In seinem einzigen Lustspiel hat der mit 23 Jahren gestorbene hessische Sozialrevolutionär Büchner («Friede den Hütten! Krieg den Palästen!») ein Märchen formuliert, in dem Prinz und Prinzessin, die zur Ehe gezwungen werden sollen, jeweils nach Italien fliehen, sich dort zufällig kennenlernen und ineinander verlieben. Bei Gotscheff ist es eine Blondine im cremefarbenen Abendkleid (Katrin Wichmann), mit aufgelösten blonden Haaren und verschmierter Wimperntusche, die sich auf den Weg macht («Mein Kopf ist ein leerer Tanzsaal.»). Von ihrer androgynen Gouvernante (Victoria Trauttmannsdorff) lässt sie sich eine alberne Kindergeschichte vorlesen, um sich dabei auf dem Boden liegend selbst zu befriedigen. In dieser einsamen Gestalt findet Leonce im Thalia Theater nicht mehr als sein Spiegelbild - beide sagen ihre Worte synchron, als sie einander sehen. Reste von weiblichem Einfühlungsvermögen, mit denen Büchner seine Lena noch ausstattete, gibt es nicht mehr. «Das Ticken der Totenuhr in unserer Brust ist langsam», sagt der Prinz. Alles andere als Glück verspricht die Verbindung der beiden.

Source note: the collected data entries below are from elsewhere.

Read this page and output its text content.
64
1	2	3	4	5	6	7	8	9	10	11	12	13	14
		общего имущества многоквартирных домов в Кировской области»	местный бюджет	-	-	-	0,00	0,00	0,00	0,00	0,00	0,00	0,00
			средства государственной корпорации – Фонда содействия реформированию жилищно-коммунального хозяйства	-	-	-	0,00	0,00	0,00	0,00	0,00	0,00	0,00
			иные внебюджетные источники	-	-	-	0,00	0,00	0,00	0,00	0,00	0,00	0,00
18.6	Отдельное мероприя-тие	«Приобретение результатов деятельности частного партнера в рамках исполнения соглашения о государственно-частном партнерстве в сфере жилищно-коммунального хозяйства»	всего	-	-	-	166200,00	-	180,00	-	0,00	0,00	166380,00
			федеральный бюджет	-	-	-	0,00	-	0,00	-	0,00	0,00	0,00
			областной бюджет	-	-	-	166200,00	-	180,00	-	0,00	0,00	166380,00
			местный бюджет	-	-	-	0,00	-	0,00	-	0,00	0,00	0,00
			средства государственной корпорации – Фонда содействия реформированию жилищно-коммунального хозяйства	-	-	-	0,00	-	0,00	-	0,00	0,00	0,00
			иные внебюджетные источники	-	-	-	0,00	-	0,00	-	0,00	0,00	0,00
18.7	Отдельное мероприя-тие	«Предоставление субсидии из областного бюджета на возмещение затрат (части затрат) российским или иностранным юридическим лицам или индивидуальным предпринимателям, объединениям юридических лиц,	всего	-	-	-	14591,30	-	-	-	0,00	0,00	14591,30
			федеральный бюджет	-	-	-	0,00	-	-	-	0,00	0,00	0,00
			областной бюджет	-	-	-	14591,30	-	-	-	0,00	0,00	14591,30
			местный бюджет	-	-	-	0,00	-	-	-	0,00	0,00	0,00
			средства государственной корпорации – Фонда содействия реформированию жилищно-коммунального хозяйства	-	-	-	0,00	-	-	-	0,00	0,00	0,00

Ein kräftiger Zugriff mit eigener, stark aktualisierter Textfassung, teilweise drastischen Bildern sowie vor allem der für ihn typischen Konzentration auf intensive, hochkarätige Darsteller zeichnet Gotscheffs Arbeit aus. Zum Büchner-Stück hat der seit 1985 im Westen an ersten Häusern wirkende bulgarische Regisseur (65) eine besondere, lange Beziehung: Schon auf Studenten in Ost-Berlin soll seine Inszenierung vor mehr als 20 Jahren wie eine Theater-Offenbarung gewirkt haben. Seiner ersten Inszenierung des Lustspiels in seinem Heimatland Mitte der 80er Jahre folgte ein Arbeitsverbot: Das abgründige Werk habe ihn wohl zu sehr an die Zustände im totalitären Bulgarien erinnert, meinte er damals.